内心かなり傷つきつつも、表面上はいつも通りを装い、フクロウは解説を続けていく。
「特にこの称号『巨岩騎士』はかなり優秀だと思う。ちょっとこの称号セットしてみてくれないかな」
「わかった!!!……えーっと、称号のセット……あ、ここかな?」
「そうそう、それでさっきの『ギルグの大槌』を持ってごらん?」
「え?……あ!すごい!軽い!」
フクロウの読み通り、称号セット効果の『ギルグの大槌』の使い手となるというのは、『ギルグの大槌』を必要ステータスが足りなくても扱うことのできるという効果だった。

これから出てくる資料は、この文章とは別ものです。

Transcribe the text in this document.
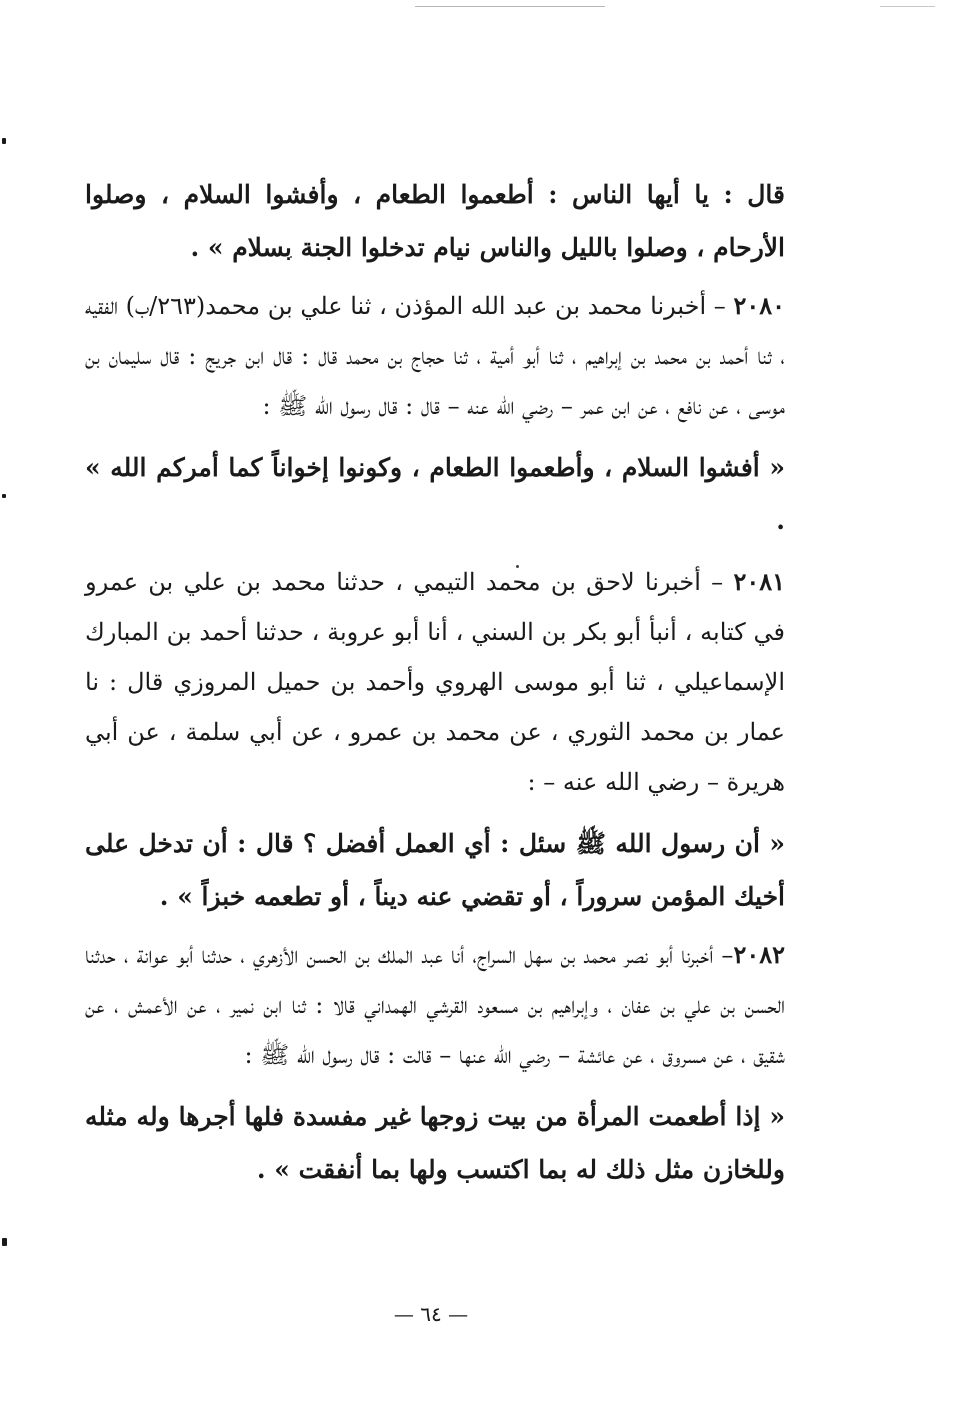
قال : يا أيها الناس : أطعموا الطعام ، وأفشوا السلام ، وصلوا الأرحام ، وصلوا بالليل والناس نيام تدخلوا الجنة بسلام » .

٢٠٨٠ – أخبرنا محمد بن عبد الله المؤذن ، ثنا علي بن محمد(٢٦٣/ب) الفقيه ، ثنا أحمد بن محمد بن إبراهيم ، ثنا أبو أمية ، ثنا حجاج بن محمد قال : قال ابن جريج : قال سليمان بن موسى ، عن نافع ، عن ابن عمر – رضي الله عنه – قال : قال رسول الله ﷺ :

« أفشوا السلام ، وأطعموا الطعام ، وكونوا إخواناً كما أمركم الله » .

٢٠٨١ – أخبرنا لاحق بن محمد التيمي ، حدثنا محمد بن علي بن عمرو في كتابه ، أنبأ أبو بكر بن السني ، أنا أبو عروبة ، حدثنا أحمد بن المبارك الإسماعيلي ، ثنا أبو موسى الهروي وأحمد بن حميل المروزي قال : نا عمار بن محمد الثوري ، عن محمد بن عمرو ، عن أبي سلمة ، عن أبي هريرة – رضي الله عنه – :

« أن رسول الله ﷺ سئل : أي العمل أفضل ؟ قال : أن تدخل على أخيك المؤمن سروراً ، أو تقضي عنه ديناً ، أو تطعمه خبزاً » .

٢٠٨٢– أخبرنا أبو نصر محمد بن سهل السراج، أنا عبد الملك بن الحسن الأزهري ، حدثنا أبو عوانة ، حدثنا الحسن بن علي بن عفان ، وإبراهيم بن مسعود القرشي الهمداني قالا : ثنا ابن نمير ، عن الأعمش ، عن شقيق ، عن مسروق ، عن عائشة – رضي الله عنها – قالت : قال رسول الله ﷺ :

« إذا أطعمت المرأة من بيت زوجها غير مفسدة فلها أجرها وله مثله وللخازن مثل ذلك له بما اكتسب ولها بما أنفقت » .

— ٦٤ —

「ぶっ壊れ称号だよこれ!イワヒバちゃん、これずっと付けておくといいよ!」
「おぉ…!っていや!他の称号は見なくていいの!?」
イワヒバにツッコまれ、冷静さを取り戻したフクロウは、コホンと1つわざとらしい咳払いをし、話を戻す。
「そりゃあ、勿論見るけどね。とはいえ、『手負いの獣』は強いけどその称号ほどじゃないし、『火事場の女王』はまだ詳しい効果が分からないからね。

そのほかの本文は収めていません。